Atlas atlas-m4zqrn-shard-0 [primary] school> db.students.find();
[
  {
    _id: ObjectId("64b0ed7a88c9597b454ae8fa"),
    id: 'TI001',
    Name: 'ABC',
    Credits: 7.8,
    City: 'Pune'
  },
  {
    _id: ObjectId("64b0eec888c9597b454ae900"),
    id: 'TI002',
    Name: 'XYZ',
    Credits: 7.3,
    City: 'Kolkata'
  },
  {
    _id: ObjectId("64b0fe2588c9597b454ae902"),
    id: 'TI004',
    Name: 'KLM',
    Credits: 8.2,
    City: 'Hyderabad'
  },
  {
    _id: ObjectId("64b222bc0578e3efed8dc01a"),
    id: 'TI003',
    Name: 'MOD',
    Credits: 6.6,
    City: 'Delhi',
    Languages: [ 'C', 'C++', 'Java', 'Python' ]
  },
  {
    _id: ObjectId("64b223100578e3efed8dc01b"),
    id: 'TI005',
    Name: 'ZKG',
    Credits: 6.6,
    City: 'Delhi',
    Languages: [ 'C', 'C++', 'Java' ]
  }
]

Suppose we want to find someone by some criteria.
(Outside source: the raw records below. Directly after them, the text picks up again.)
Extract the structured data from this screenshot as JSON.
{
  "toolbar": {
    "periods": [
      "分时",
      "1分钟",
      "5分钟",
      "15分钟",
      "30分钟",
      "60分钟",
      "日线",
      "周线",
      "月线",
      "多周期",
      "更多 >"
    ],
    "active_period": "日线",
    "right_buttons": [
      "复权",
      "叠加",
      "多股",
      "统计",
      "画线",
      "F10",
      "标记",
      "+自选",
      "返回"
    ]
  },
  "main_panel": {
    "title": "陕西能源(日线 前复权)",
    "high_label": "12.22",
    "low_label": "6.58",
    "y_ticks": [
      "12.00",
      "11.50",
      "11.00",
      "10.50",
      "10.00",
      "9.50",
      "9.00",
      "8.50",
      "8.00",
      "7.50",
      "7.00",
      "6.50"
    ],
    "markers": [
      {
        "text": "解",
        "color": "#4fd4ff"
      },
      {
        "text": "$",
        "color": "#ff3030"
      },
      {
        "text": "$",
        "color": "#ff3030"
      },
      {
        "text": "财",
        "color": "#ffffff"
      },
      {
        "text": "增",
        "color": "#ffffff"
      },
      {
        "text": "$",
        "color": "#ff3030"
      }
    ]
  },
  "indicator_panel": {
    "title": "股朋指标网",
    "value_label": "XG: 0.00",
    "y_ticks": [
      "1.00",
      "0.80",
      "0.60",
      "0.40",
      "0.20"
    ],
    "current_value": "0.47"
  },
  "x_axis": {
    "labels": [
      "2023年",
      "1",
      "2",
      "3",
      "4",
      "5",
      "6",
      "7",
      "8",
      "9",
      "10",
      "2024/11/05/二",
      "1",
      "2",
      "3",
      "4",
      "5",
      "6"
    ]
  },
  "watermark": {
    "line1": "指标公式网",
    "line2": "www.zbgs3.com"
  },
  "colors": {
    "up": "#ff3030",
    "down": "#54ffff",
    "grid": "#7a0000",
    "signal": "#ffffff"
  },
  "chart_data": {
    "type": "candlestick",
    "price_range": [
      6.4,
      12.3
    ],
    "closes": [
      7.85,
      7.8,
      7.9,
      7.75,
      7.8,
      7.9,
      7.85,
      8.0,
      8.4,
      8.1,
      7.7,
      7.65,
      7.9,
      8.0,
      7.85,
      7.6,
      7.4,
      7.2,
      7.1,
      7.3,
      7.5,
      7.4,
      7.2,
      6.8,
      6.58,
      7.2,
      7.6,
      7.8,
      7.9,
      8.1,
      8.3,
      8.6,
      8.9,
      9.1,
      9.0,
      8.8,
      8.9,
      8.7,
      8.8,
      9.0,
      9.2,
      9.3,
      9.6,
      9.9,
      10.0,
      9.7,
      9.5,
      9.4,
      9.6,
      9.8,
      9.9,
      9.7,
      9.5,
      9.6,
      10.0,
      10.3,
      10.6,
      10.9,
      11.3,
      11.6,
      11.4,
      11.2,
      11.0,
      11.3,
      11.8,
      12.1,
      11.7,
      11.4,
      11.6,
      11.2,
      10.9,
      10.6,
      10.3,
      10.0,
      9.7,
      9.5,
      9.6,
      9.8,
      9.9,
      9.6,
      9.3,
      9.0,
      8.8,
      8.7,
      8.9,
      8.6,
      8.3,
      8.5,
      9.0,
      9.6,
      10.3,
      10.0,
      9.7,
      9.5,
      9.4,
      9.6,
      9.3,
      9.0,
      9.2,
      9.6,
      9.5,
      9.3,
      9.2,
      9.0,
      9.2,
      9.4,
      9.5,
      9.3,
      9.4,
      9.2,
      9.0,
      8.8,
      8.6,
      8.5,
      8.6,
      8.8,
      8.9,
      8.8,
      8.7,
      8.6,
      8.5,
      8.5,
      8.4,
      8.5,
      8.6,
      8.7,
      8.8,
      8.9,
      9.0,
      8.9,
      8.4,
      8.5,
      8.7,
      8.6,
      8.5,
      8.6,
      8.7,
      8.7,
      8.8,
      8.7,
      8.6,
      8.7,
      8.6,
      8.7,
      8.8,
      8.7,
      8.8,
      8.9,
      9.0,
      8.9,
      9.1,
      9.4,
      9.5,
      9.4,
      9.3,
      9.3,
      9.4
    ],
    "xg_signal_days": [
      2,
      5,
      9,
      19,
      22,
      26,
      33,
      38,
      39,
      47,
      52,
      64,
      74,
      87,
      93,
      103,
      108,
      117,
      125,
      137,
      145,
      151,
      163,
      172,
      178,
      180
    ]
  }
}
Then we use the below command:

Atlas atlas-m4zqrn-shard-0 [primary] school> db.students.find({"id":"TI002"})
[
  {
    _id: ObjectId("64b0eec888c9597b454ae900"),
    id: 'TI002',
    Name: 'XYZ',
    Credits: 7.3,
    City: 'Kolkata'
  }
]

We can also specify more than one criteria for filtering:

Atlas atlas-m4zqrn-shard-0 [primary] school> db.students.find({"id":"TI002","Name":"XYZ"})
[
  {
    _id: ObjectId("64b0eec888c9597b454ae900"),
    id: 'TI002',
    Name: 'XYZ',
    Credits: 7.3,
    City: 'Kolkata'
  }
]

If we want to return only some specific records, then:

Atlas atlas-m4zqrn-shard-0 [primary] school> db.students.find({},{"id":1,"Name":1})
[
  {
    _id: ObjectId("64b0ed7a88c9597b454ae8fa"),
    id: 'TI001',
    Name: 'ABC'
  },
  {
    _id: ObjectId("64b0eec888c9597b454ae900"),
    id: 'TI002',
    Name: 'XYZ'
  },
  {
    _id: ObjectId("64b0fe2588c9597b454ae902"),
    id: 'TI004',
    Name: 'KLM'
  },
  {
    _id: ObjectId("64b222bc0578e3efed8dc01a"),
    id: 'TI003',
    Name: 'MOD'
  },
  {
    _id: ObjectId("64b223100578e3efed8dc01b"),
    id: 'TI005',
    Name: 'ZKG'
  }
]

In another query we will be looking for a student who knows Python language, then:

Atlas atlas-m4zqrn-shard-0 [primary] school> db.students.find({"Languages":"Python"})
[
  {
    _id: ObjectId("64b222bc0578e3efed8dc01a"),
    id: 'TI003',
    Name: 'MOD',
    Credits: 6.6,
    City: 'Delhi',
    Languages: [ 'C', 'C++', 'Java', 'Python' ]
  }
]

In such cases, there are a lot of queries to experiment with. We will be looking at more queries of MongoDB in detailed in upcoming blog posts.